Italian festivals are a commemoration of tradition, religion, battles won and lost, and most of all they are a celebration of life. Every region you visit in this beautiful country you’re sure to spot a poster advertising a festa – large festival – or a sagra – local festival. From jousting events in small country villages to the huge Venice Carnival, the Italians really know how to stage a street party.

Take to the streets in Venice

For an exuberant display of pleasure and fun, the Venice Carnival is probably one of the most famous festivals in the world.

Held annually to celebrate the 10 days before Lent, festivities lead up to Shrove Tuesday, or pancake day. This is the time to don a mask, attend a costume ball or just wander around the streets revelling in the party atmosphere that prevails throughout the city.

Whether you attend the renowned Casanova Ball – a grand masquerade ball with entertainment and dancing – or just spend time in Piazza San Marco enjoying a glass of prosecco, Venice always delivers on spectacle and atmosphere during its carnival.

Fireworks in Sicily

The festival of Sant’Agata, the patron saint of Catania in Sicily, sure packs a punch when it comes to a colour celebration. Quite literally in this case, thanks to the technicolour pyrotechnics that dominate this festival.

The festa, which lasts for three days from the 3rd to the 5th of February, is well worth a visit and only an hour’s drive away from Castelmola. Food and drink is in abundant supply at this time, as are processions and live music. The festival ends with a fantastic firework display in the Piazza Borgo.

Celebrating wine

You can’t move very far in Italy without quaffing a glass of wine or two – well, it would be rude not to. One of the richest reds comes from the northern town of Bardolino in the Italian Lakes region, on the southern shores of Lake Garda to be precise. And there’s no better way of celebrating this wine than heading to the Bardolino Grape and Wine Festival, held in the last week of September.
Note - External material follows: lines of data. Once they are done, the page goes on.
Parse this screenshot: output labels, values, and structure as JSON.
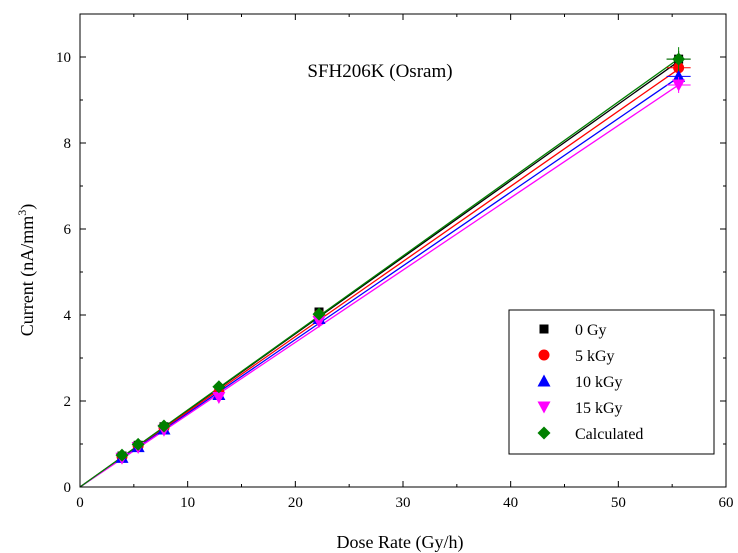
{
  "chart_data": {
    "type": "scatter",
    "title": "SFH206K (Osram)",
    "xlabel": "Dose Rate (Gy/h)",
    "ylabel_base": "Current (nA/mm",
    "ylabel_sup": "3",
    "ylabel_tail": ")",
    "xlim": [
      0,
      60
    ],
    "ylim": [
      0,
      11
    ],
    "xticks": [
      "0",
      "10",
      "20",
      "30",
      "40",
      "50",
      "60"
    ],
    "yticks": [
      "0",
      "2",
      "4",
      "6",
      "8",
      "10"
    ],
    "grid": false,
    "legend_position": "bottom-right",
    "series": [
      {
        "name": "0 Gy",
        "color": "#000000",
        "marker": "square",
        "x": [
          3.9,
          5.4,
          7.8,
          12.9,
          22.2,
          55.6
        ],
        "y": [
          0.72,
          0.97,
          1.4,
          2.25,
          4.07,
          9.95
        ],
        "fit": [
          [
            0,
            0.0
          ],
          [
            55.6,
            9.9
          ]
        ]
      },
      {
        "name": "5 kGy",
        "color": "#ff0000",
        "marker": "circle",
        "x": [
          3.9,
          5.4,
          7.8,
          12.9,
          22.2,
          55.6
        ],
        "y": [
          0.71,
          0.96,
          1.38,
          2.2,
          4.0,
          9.75
        ],
        "fit": [
          [
            0,
            0.0
          ],
          [
            55.6,
            9.72
          ]
        ]
      },
      {
        "name": "10 kGy",
        "color": "#0000ff",
        "marker": "triangle-up",
        "x": [
          3.9,
          5.4,
          7.8,
          12.9,
          22.2,
          55.6
        ],
        "y": [
          0.69,
          0.94,
          1.35,
          2.15,
          3.92,
          9.55
        ],
        "fit": [
          [
            0,
            0.0
          ],
          [
            55.6,
            9.53
          ]
        ]
      },
      {
        "name": "15 kGy",
        "color": "#ff00ff",
        "marker": "triangle-down",
        "x": [
          3.9,
          5.4,
          7.8,
          12.9,
          22.2,
          55.6
        ],
        "y": [
          0.67,
          0.92,
          1.32,
          2.08,
          3.85,
          9.35
        ],
        "fit": [
          [
            0,
            0.0
          ],
          [
            55.6,
            9.35
          ]
        ]
      },
      {
        "name": "Calculated",
        "color": "#008000",
        "marker": "diamond",
        "x": [
          3.9,
          5.4,
          7.8,
          12.9,
          22.2,
          55.6
        ],
        "y": [
          0.74,
          0.99,
          1.42,
          2.33,
          4.02,
          9.95
        ],
        "fit": [
          [
            0,
            0.0
          ],
          [
            55.6,
            9.96
          ]
        ]
      }
    ]
  }
}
Five days of wine tasting has got to be a fantastic way to spend a holiday, combined with a celebration of local food, entertainment, and, of course, live music and fireworks set off over the lake.

Battling things out with oranges

For a truly flamboyant and quirky festival, the northern town of Ivrea should be on your destination list. The Battle of the Oranges is a food fight like no other, and it’s all part of Ivrea’s celebration of the town’s liberation from a feudal medieval landlord.
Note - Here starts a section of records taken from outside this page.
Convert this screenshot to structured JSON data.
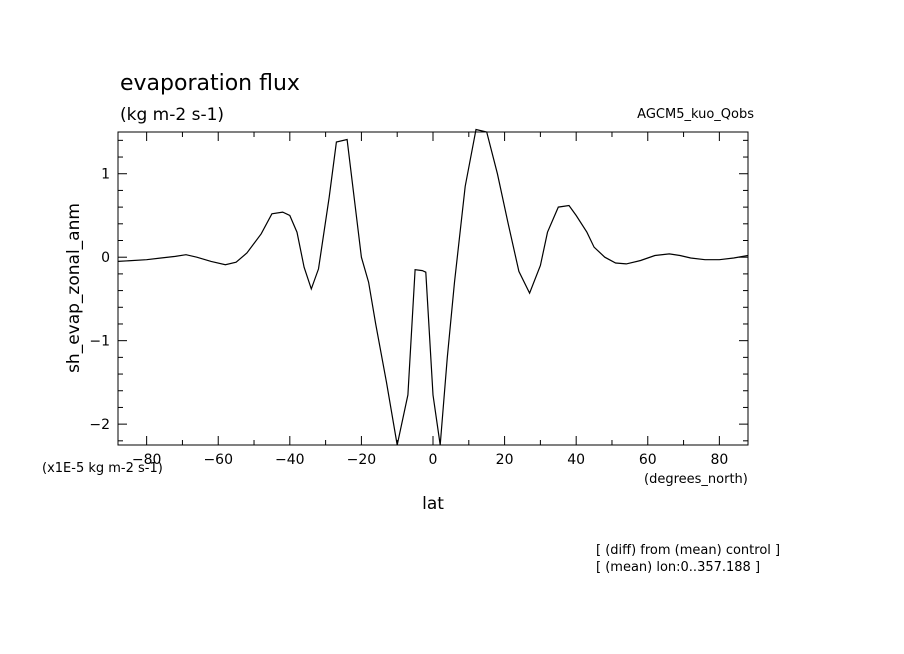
{
  "chart_data": {
    "type": "line",
    "title": "evaporation flux",
    "units": "(kg m-2 s-1)",
    "experiment": "AGCM5_kuo_Qobs",
    "ylabel": "sh_evap_zonal_anm",
    "xlabel": "lat",
    "x_units": "(degrees_north)",
    "y_scale_note": "(x1E-5 kg m-2 s-1)",
    "notes": [
      "[ (diff) from (mean) control ]",
      "[ (mean) lon:0..357.188 ]"
    ],
    "xlim": [
      -88,
      88
    ],
    "ylim": [
      -2.25,
      1.5
    ],
    "x_ticks": [
      -80,
      -60,
      -40,
      -20,
      0,
      20,
      40,
      60,
      80
    ],
    "y_ticks": [
      -2,
      -1,
      0,
      1
    ],
    "x": [
      -88,
      -80,
      -76,
      -72,
      -69,
      -66,
      -62,
      -58,
      -55,
      -52,
      -48,
      -45,
      -42,
      -40,
      -38,
      -36,
      -34,
      -32,
      -29,
      -27,
      -24,
      -22,
      -20,
      -18,
      -16,
      -13,
      -10,
      -7,
      -5,
      -3,
      -2,
      0,
      2,
      4,
      6,
      9,
      12,
      15,
      18,
      21,
      24,
      27,
      30,
      32,
      35,
      38,
      40,
      43,
      45,
      48,
      51,
      54,
      58,
      62,
      66,
      69,
      72,
      76,
      80,
      84,
      88
    ],
    "y": [
      -0.05,
      -0.03,
      -0.01,
      0.01,
      0.03,
      0.0,
      -0.05,
      -0.09,
      -0.06,
      0.05,
      0.28,
      0.52,
      0.54,
      0.5,
      0.3,
      -0.12,
      -0.38,
      -0.14,
      0.72,
      1.38,
      1.41,
      0.7,
      0.0,
      -0.3,
      -0.8,
      -1.5,
      -2.25,
      -1.65,
      -0.15,
      -0.16,
      -0.18,
      -1.65,
      -2.25,
      -1.2,
      -0.3,
      0.85,
      1.53,
      1.5,
      1.0,
      0.4,
      -0.17,
      -0.43,
      -0.1,
      0.3,
      0.6,
      0.62,
      0.5,
      0.3,
      0.12,
      0.0,
      -0.07,
      -0.08,
      -0.04,
      0.02,
      0.04,
      0.02,
      -0.01,
      -0.03,
      -0.03,
      -0.01,
      0.02
    ],
    "line_color": "#000000"
  }
}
The whole town is organised into groups of combatants, the main square is shut off and the pelting begins. February is the month for this celebration, though the precise date can alter depending on Shrove Tuesday and the beginning of Lent. It’s fast, it’s furious and it’s also great fun.

Horse racing in Sardinia

Many people are familiar with the Palio di Siena. It’s when one of the most exhilarating horse races in the world takes place in the centre of Siena, Tuscany, on the 2nd July and the 16th August each year.

But you mightn’t realise that Sardinia is also home to a wonderful horse race of its own, L’Ardia di San Costantino. Re-enacting a Roman battle held in 312 CE, the race starts on the 5th July and ends on the 7th in the little town of Sedilo, an hour and a half’s drive inland from Alghero.

Forget Newmarket and Longchamps, this is horse racing Sardinian style. Expect to see a vibrant commemoration of history, and horse charges. Glasses of the local drink, vernaccia, will be supped, and suckling pig will be roasted.